In terms of staging, in a more traditional opera, your attention is generally (but not always, I know!) guided around the stage and you’re shown by the director what’s important to see and when. But in this show, you’re not at all allowed to be lazy as an audience member. There’s no sitting back! One of the things I adore about Enda’s work is about the open-endedness of his narratives. He makes the audience work for it, and so many people who saw the piece came to me days and weeks later to say they were still decided how they wanted to interpret what they saw. In the theatre, there are lots of different things happening in a lot of different parts of the stage simultaneously. Someone could be singing in the corner and a fight could be going on the other side, or there’s something on the video screen, so two different people might take away two slightly different “versions” of the evening. As an audience member, you have to be very alert to take in the information that’s given. And as Ryan (conductor) in fact pointed out, the piece rewards multiple viewings.
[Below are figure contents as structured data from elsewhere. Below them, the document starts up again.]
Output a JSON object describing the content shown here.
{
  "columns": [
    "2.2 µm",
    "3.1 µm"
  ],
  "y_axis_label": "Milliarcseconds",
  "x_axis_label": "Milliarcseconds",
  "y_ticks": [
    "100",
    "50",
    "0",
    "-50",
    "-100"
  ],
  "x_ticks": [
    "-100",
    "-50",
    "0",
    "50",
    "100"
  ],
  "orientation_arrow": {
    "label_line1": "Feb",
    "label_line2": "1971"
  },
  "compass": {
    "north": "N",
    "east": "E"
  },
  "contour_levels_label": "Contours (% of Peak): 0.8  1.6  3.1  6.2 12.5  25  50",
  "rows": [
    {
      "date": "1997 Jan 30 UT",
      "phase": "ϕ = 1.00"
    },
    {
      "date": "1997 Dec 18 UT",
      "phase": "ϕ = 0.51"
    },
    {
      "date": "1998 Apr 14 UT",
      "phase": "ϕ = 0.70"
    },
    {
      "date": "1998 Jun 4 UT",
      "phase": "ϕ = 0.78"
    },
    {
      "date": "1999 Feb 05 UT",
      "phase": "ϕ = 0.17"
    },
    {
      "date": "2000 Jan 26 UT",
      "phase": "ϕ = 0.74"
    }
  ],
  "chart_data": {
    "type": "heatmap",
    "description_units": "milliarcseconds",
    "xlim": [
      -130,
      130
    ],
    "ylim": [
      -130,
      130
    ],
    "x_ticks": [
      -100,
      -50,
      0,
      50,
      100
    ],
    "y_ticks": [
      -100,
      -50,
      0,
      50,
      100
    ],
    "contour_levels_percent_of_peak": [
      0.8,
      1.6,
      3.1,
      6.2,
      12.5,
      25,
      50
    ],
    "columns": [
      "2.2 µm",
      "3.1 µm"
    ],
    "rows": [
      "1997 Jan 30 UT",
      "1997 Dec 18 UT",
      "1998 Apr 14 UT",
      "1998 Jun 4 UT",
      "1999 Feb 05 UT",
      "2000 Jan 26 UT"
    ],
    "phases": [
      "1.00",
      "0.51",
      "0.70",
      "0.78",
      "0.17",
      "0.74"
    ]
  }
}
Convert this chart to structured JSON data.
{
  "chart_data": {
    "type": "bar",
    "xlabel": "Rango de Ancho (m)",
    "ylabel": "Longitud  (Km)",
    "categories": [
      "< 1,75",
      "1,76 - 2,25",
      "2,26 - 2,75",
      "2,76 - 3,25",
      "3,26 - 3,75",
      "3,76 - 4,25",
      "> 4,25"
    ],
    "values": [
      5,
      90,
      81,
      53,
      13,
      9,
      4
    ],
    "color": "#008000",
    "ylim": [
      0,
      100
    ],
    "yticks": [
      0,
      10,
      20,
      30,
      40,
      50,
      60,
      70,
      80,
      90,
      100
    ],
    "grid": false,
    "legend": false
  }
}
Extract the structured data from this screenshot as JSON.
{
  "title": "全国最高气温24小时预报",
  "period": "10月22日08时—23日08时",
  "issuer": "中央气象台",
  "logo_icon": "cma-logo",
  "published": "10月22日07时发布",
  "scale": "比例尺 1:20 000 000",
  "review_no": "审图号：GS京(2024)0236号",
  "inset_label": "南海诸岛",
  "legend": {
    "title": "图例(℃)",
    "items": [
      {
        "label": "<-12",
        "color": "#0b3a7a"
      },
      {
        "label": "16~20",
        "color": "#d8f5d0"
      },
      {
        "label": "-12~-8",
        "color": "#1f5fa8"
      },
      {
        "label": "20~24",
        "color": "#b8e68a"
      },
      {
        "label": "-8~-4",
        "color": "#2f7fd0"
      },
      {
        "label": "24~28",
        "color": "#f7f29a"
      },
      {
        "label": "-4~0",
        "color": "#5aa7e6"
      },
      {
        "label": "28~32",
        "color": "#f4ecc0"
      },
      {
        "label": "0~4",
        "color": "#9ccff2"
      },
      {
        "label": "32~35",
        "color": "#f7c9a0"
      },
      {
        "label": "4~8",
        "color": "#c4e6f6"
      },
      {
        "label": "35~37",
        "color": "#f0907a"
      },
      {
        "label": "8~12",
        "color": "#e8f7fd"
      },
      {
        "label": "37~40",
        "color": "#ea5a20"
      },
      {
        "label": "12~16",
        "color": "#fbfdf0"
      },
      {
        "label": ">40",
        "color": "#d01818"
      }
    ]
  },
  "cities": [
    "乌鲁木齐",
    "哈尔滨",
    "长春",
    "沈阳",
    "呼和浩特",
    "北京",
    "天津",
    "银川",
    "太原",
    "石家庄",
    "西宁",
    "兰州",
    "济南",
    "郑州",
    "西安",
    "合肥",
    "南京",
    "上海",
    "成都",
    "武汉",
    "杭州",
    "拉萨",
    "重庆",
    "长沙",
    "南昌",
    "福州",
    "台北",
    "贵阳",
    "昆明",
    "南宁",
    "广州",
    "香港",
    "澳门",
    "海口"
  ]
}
What are your thoughts on the relationship between early music and contemporary music?
There’s a very strong relationship between early and new music. As it happens, at the moment, most of my performance career is divided between early and contemporary repertoires. I think both allow for a deeply personal artistic voice. There’s probably a little more background work to be done in both repertoires than with others, but this is ultimately so rewarding. In early music repertoire, with ornamentation in da Capos, for example, you can put your own stamp on the performance as an artist. There’s a similar individuality to getting to be the first person to sing a role. The really lovely thing about this particular opera: this is my second world premiere, but the first one that was written specifically with my voice in mind. Because you’re the first person to do it, there’s no YouTube playlist of great mezzo-sopranos doing this role. You, in conjunction with the composer and the conductor, and the orchestra and your singer colleagues, get to bring this piece of music to the world for the first time which is very exciting, and also deeply personal.